The Commerce Department said the report “must be viewed as an initial effort,” to catalyze more research, culminating in decision making.  

“[A]s the space industry is rapidly expanding and innovating, we need a much deeper understanding of the specific spectrum demands for the near- and longer-term across a wide range of mission needs,” the report said. “At the same time, we need to understand whether industry is investing in more spectrally efficient technologies that will support co-existence with other space-based as well as terrestrial systems, or, in the case of some emerging technologies, perhaps even alleviate the need for access to radio frequency spectrum.”

Even as an early effort, the report found solid support from the Satellite Industry Association, a Washington-based trade group that counts many of the world’s largest satellite operators among its members. In a statement released March 26, Tom Stroup, president of the Satellite Industry Association, said the group “strongly applauds” the report authors.
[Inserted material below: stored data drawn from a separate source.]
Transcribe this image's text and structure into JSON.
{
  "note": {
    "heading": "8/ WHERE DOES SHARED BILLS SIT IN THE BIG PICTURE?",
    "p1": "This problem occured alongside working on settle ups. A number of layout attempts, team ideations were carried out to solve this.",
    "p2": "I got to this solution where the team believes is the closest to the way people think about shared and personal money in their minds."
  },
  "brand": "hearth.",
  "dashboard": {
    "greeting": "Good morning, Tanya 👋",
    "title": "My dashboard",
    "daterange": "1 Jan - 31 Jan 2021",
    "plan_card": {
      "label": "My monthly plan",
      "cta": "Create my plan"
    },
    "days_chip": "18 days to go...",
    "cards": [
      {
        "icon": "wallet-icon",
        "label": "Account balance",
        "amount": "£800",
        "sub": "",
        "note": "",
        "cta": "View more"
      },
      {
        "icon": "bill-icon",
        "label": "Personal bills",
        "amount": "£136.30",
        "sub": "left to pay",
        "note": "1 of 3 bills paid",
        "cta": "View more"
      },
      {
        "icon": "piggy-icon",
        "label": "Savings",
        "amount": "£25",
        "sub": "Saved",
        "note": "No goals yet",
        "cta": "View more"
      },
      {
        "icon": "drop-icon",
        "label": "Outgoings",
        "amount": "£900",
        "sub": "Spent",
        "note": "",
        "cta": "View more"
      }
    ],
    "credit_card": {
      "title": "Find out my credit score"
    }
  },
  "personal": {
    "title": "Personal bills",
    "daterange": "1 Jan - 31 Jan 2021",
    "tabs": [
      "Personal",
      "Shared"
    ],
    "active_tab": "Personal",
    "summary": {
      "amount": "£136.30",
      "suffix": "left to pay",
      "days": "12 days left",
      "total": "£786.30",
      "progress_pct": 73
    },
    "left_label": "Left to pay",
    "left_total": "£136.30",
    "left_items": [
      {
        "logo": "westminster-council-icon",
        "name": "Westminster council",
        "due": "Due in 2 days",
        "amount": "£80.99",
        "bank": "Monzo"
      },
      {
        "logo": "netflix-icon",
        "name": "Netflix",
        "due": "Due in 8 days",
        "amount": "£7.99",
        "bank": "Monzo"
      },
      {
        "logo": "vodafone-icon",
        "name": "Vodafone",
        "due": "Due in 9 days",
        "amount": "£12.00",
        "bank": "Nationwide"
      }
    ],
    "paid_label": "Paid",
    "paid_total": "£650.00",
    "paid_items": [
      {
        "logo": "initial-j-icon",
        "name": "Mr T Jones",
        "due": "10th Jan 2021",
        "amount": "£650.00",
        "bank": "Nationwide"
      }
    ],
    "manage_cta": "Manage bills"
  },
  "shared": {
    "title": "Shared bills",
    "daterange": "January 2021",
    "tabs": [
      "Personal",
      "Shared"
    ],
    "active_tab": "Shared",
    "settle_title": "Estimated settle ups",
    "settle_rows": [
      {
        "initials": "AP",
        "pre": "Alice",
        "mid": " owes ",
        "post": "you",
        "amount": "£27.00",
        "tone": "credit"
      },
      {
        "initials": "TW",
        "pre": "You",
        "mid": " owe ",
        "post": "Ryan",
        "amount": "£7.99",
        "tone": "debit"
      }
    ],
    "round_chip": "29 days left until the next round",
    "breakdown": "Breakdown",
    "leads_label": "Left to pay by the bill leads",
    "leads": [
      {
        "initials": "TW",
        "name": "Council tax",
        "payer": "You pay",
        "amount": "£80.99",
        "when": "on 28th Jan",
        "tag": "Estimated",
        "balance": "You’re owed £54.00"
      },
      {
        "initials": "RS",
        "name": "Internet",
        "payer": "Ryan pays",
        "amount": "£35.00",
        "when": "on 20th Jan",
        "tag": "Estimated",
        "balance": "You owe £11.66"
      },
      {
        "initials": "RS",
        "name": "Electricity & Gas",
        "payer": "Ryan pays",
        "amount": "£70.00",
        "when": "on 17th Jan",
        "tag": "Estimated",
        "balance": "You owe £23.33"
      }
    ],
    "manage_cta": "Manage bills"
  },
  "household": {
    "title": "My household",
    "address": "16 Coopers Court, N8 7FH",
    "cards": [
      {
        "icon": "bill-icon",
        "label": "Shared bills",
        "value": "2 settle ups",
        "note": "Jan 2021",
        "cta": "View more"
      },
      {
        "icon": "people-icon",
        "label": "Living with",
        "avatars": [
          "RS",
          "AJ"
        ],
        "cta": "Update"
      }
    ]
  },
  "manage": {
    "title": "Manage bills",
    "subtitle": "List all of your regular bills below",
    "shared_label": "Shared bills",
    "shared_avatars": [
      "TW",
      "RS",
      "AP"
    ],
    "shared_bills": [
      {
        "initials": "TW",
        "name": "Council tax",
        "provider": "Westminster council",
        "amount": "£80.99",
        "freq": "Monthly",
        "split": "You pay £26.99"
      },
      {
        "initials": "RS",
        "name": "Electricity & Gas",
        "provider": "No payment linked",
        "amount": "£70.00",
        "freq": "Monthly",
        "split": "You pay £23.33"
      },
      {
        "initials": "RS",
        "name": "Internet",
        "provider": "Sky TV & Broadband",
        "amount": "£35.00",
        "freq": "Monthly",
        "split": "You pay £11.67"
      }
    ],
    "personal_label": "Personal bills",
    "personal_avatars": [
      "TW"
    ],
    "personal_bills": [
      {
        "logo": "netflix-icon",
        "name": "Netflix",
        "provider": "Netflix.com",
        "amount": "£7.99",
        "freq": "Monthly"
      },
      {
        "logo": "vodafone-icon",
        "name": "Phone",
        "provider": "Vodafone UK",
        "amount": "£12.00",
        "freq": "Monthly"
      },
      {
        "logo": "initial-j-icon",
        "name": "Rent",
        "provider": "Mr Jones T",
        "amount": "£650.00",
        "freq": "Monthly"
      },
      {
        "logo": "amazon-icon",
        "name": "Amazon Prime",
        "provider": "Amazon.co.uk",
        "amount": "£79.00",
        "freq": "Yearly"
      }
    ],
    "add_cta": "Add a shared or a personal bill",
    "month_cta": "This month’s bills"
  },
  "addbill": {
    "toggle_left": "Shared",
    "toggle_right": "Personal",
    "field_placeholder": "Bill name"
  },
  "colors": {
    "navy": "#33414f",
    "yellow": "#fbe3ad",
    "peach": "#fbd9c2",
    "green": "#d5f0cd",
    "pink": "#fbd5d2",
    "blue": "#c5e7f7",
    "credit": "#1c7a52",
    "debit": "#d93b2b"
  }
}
Here are all 13 of the Commerce Department report’s recommendations:

  1. Allocate and assign radio frequencies domestically in a manner that recognizes satellite operations are essential for space commerce innovation, competitiveness, and economic growth.
  2. Spectrum policy must balance in future allocations the rising demand for service with the availability of new technologies that significantly enhance spectral efficiency.
  3. Support global harmonization of the radio frequency spectrum for space activities.
  4. Improve radio frequency access for commercial space launches in the United States.
  5. Protect space operations from harmful radio frequency interference.
  6. Examine the impact of quantum satellite communication technologies on the U.S. radio frequency ecosystem.
  7. Develop short-term and long-term spectrum policies that ensure deep space communications and navigation capabilities can meet exponentially increasing demand.
  8. Support appropriate policies that can help speed the delivery of satellite broadband solutions to global markets in both served and underserved areas.
  9. Advance a streamlined U.S. radio frequency licensing process for all satellites.
  10. Streamline the U.S. process for authorizing domestic reception of foreign Global Navigation Satellite System signals when found to be in the national interest.
  11. Work with like-minded countries to improve the space-related activities and processes of the International Telecommunication Union and other multilateral Organizations.
  12. Develop a robust process for periodic stakeholder input. 
  13. Assess spectrum demand for space operation and report on efforts to meet it.